Good news per Gallup is that 29% of employees are truly “engaged.” The concerning news is that 54% of poll respondents are “disengaged.” But the scary part is that 17% of employees are “actively disengaged.”
By making organizations flat (fewer layers of management) we have significantly increased the busyness of managers, and equally decreased the time and attention that managers and team members share; a fact that has escalated the occurrences of negative workplace relationships. These negative workplace relationships, in turn, are contributing to the majority of American employees being disengaged or actively disengaged, and why so much time, energy and resources are wasted.

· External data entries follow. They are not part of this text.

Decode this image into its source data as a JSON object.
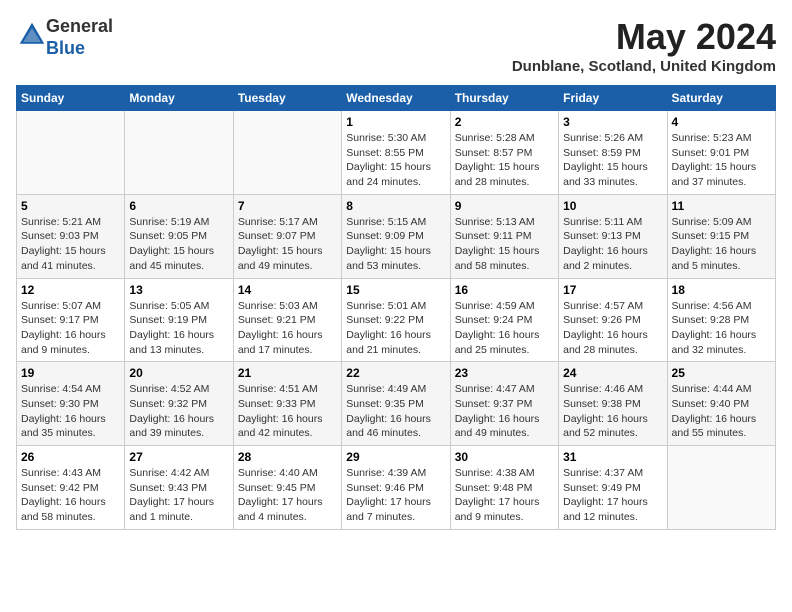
{
  "header": {
    "logo_general": "General",
    "logo_blue": "Blue",
    "month": "May 2024",
    "location": "Dunblane, Scotland, United Kingdom"
  },
  "weekdays": [
    "Sunday",
    "Monday",
    "Tuesday",
    "Wednesday",
    "Thursday",
    "Friday",
    "Saturday"
  ],
  "weeks": [
    [
      {
        "day": "",
        "info": ""
      },
      {
        "day": "",
        "info": ""
      },
      {
        "day": "",
        "info": ""
      },
      {
        "day": "1",
        "info": "Sunrise: 5:30 AM\nSunset: 8:55 PM\nDaylight: 15 hours\nand 24 minutes."
      },
      {
        "day": "2",
        "info": "Sunrise: 5:28 AM\nSunset: 8:57 PM\nDaylight: 15 hours\nand 28 minutes."
      },
      {
        "day": "3",
        "info": "Sunrise: 5:26 AM\nSunset: 8:59 PM\nDaylight: 15 hours\nand 33 minutes."
      },
      {
        "day": "4",
        "info": "Sunrise: 5:23 AM\nSunset: 9:01 PM\nDaylight: 15 hours\nand 37 minutes."
      }
    ],
    [
      {
        "day": "5",
        "info": "Sunrise: 5:21 AM\nSunset: 9:03 PM\nDaylight: 15 hours\nand 41 minutes."
      },
      {
        "day": "6",
        "info": "Sunrise: 5:19 AM\nSunset: 9:05 PM\nDaylight: 15 hours\nand 45 minutes."
      },
      {
        "day": "7",
        "info": "Sunrise: 5:17 AM\nSunset: 9:07 PM\nDaylight: 15 hours\nand 49 minutes."
      },
      {
        "day": "8",
        "info": "Sunrise: 5:15 AM\nSunset: 9:09 PM\nDaylight: 15 hours\nand 53 minutes."
      },
      {
        "day": "9",
        "info": "Sunrise: 5:13 AM\nSunset: 9:11 PM\nDaylight: 15 hours\nand 58 minutes."
      },
      {
        "day": "10",
        "info": "Sunrise: 5:11 AM\nSunset: 9:13 PM\nDaylight: 16 hours\nand 2 minutes."
      },
      {
        "day": "11",
        "info": "Sunrise: 5:09 AM\nSunset: 9:15 PM\nDaylight: 16 hours\nand 5 minutes."
      }
    ],
    [
      {
        "day": "12",
        "info": "Sunrise: 5:07 AM\nSunset: 9:17 PM\nDaylight: 16 hours\nand 9 minutes."
      },
      {
        "day": "13",
        "info": "Sunrise: 5:05 AM\nSunset: 9:19 PM\nDaylight: 16 hours\nand 13 minutes."
      },
      {
        "day": "14",
        "info": "Sunrise: 5:03 AM\nSunset: 9:21 PM\nDaylight: 16 hours\nand 17 minutes."
      },
      {
        "day": "15",
        "info": "Sunrise: 5:01 AM\nSunset: 9:22 PM\nDaylight: 16 hours\nand 21 minutes."
      },
      {
        "day": "16",
        "info": "Sunrise: 4:59 AM\nSunset: 9:24 PM\nDaylight: 16 hours\nand 25 minutes."
      },
      {
        "day": "17",
        "info": "Sunrise: 4:57 AM\nSunset: 9:26 PM\nDaylight: 16 hours\nand 28 minutes."
      },
      {
        "day": "18",
        "info": "Sunrise: 4:56 AM\nSunset: 9:28 PM\nDaylight: 16 hours\nand 32 minutes."
      }
    ],
    [
      {
        "day": "19",
        "info": "Sunrise: 4:54 AM\nSunset: 9:30 PM\nDaylight: 16 hours\nand 35 minutes."
      },
      {
        "day": "20",
        "info": "Sunrise: 4:52 AM\nSunset: 9:32 PM\nDaylight: 16 hours\nand 39 minutes."
      },
      {
        "day": "21",
        "info": "Sunrise: 4:51 AM\nSunset: 9:33 PM\nDaylight: 16 hours\nand 42 minutes."
      },
      {
        "day": "22",
        "info": "Sunrise: 4:49 AM\nSunset: 9:35 PM\nDaylight: 16 hours\nand 46 minutes."
      },
      {
        "day": "23",
        "info": "Sunrise: 4:47 AM\nSunset: 9:37 PM\nDaylight: 16 hours\nand 49 minutes."
      },
      {
        "day": "24",
        "info": "Sunrise: 4:46 AM\nSunset: 9:38 PM\nDaylight: 16 hours\nand 52 minutes."
      },
      {
        "day": "25",
        "info": "Sunrise: 4:44 AM\nSunset: 9:40 PM\nDaylight: 16 hours\nand 55 minutes."
      }
    ],
    [
      {
        "day": "26",
        "info": "Sunrise: 4:43 AM\nSunset: 9:42 PM\nDaylight: 16 hours\nand 58 minutes."
      },
      {
        "day": "27",
        "info": "Sunrise: 4:42 AM\nSunset: 9:43 PM\nDaylight: 17 hours\nand 1 minute."
      },
      {
        "day": "28",
        "info": "Sunrise: 4:40 AM\nSunset: 9:45 PM\nDaylight: 17 hours\nand 4 minutes."
      },
      {
        "day": "29",
        "info": "Sunrise: 4:39 AM\nSunset: 9:46 PM\nDaylight: 17 hours\nand 7 minutes."
      },
      {
        "day": "30",
        "info": "Sunrise: 4:38 AM\nSunset: 9:48 PM\nDaylight: 17 hours\nand 9 minutes."
      },
      {
        "day": "31",
        "info": "Sunrise: 4:37 AM\nSunset: 9:49 PM\nDaylight: 17 hours\nand 12 minutes."
      },
      {
        "day": "",
        "info": ""
      }
    ]
  ]
}
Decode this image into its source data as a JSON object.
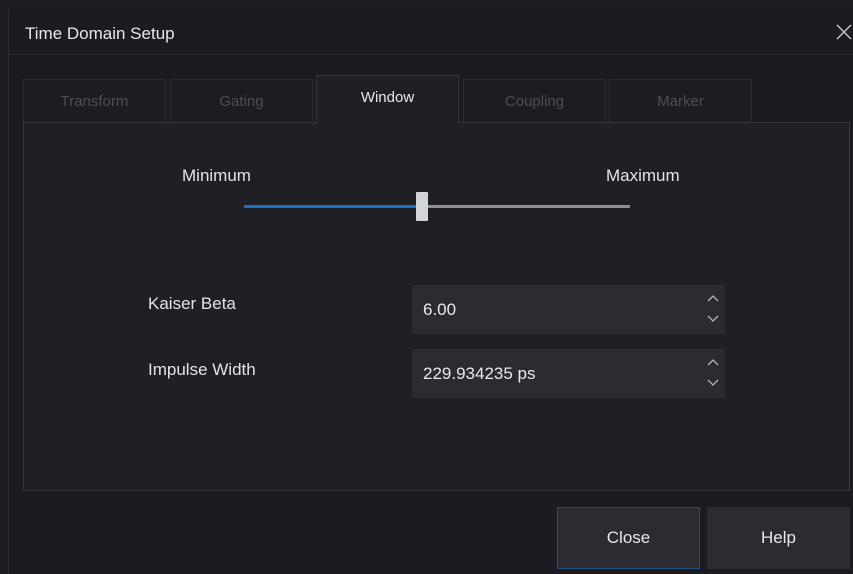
{
  "dialog": {
    "title": "Time Domain Setup",
    "close_icon": "close-icon"
  },
  "tabs": [
    {
      "label": "Transform",
      "active": false
    },
    {
      "label": "Gating",
      "active": false
    },
    {
      "label": "Window",
      "active": true
    },
    {
      "label": "Coupling",
      "active": false
    },
    {
      "label": "Marker",
      "active": false
    }
  ],
  "window_panel": {
    "slider": {
      "min_label": "Minimum",
      "max_label": "Maximum",
      "value_fraction": 0.46
    },
    "fields": [
      {
        "label": "Kaiser Beta",
        "value": "6.00"
      },
      {
        "label": "Impulse Width",
        "value": "229.934235 ps"
      }
    ]
  },
  "footer": {
    "close_label": "Close",
    "help_label": "Help"
  },
  "colors": {
    "accent": "#1f6fc3",
    "background": "#1a1c21",
    "field": "#2a2c31",
    "text": "#e6e7ea",
    "inactive_text": "#4b4e55"
  }
}
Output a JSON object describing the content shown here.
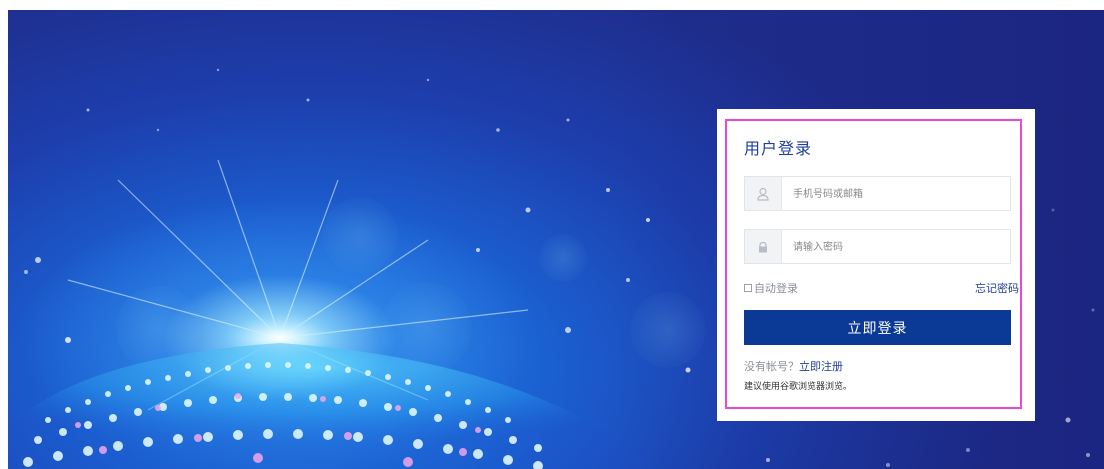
{
  "login": {
    "title": "用户登录",
    "account_placeholder": "手机号码或邮箱",
    "password_placeholder": "请输入密码",
    "remember_label": "自动登录",
    "forgot_label": "忘记密码",
    "submit_label": "立即登录",
    "no_account_text": "没有帐号？",
    "register_label": "立即注册",
    "browser_tip": "建议使用谷歌浏览器浏览。"
  },
  "colors": {
    "accent": "#0b3a96",
    "title": "#1f3f9a",
    "frame": "#e64ad6"
  }
}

Coaching and mentoring is an immediate remedy for bringing back into organizations what years of downsizing, reengineering, and flattening have taken out – the care and feeding of people.
As a manager, when you understand how, who, and when to coach your people, you pave a path toward engaging and keeping employees engaged. The Gallup Survey asked employees what they want and what is important in order to be effective in their roles. Here, in short, is what workers said they want from their managers:
Care about me
Help me feel proud
Help me review my contributions
Help me see my value
Help me grow
Help me see my importance
Help me build mutual trust
And how, Gallup asked employees, do managers do that?
Provide feedback and guidance
Make real time to discuss problems
Seek ideas and input from everyone
Provide the resources to solve problems or to do a job well
Give real recognition and/or reward
Provide opportunities for people to develop their potential
Stay realistic about the pressure to perform and achieve more with less
Provide opportunities for social interaction
Train people how to resolve interpersonal conflicts
Promote joy and appropriate humor within the office
Be flexible; help people to actively balance work and home responsibilities
I hear these requests as practically shouting out COACHING. Why, then, are many coaching initiatives still falling short of expectations? Because the underlying organizational fixation with expedience, impatience, and efficiency get in the way of what a solid coaching relationship requires: time and attention.
You know that engaged employees are more productive, more profitable, engender customer loyalty, stay longer, and focus more on quality. But do you know what engages employees? Here are the top conditions for engagement:
A strong relationship with their manager
Clear communication from their manager
A clear path set for focusing on what they do best
Strong relationships with their coworkers
This continues to point the way to investing in coaching skills. Managers who coach there people demonstrate and invest in developing positive relationships – the kind of relationships that engender full engagement. Engaging managers learn who and when to coach and engaging organizations provide managers with necessary skills and training to become these kinds of coaches.
Coaching programs demonstrably keep, grow, and sustain top performance; keep the current performers engaged, grow rising performers, and sustain performance over time.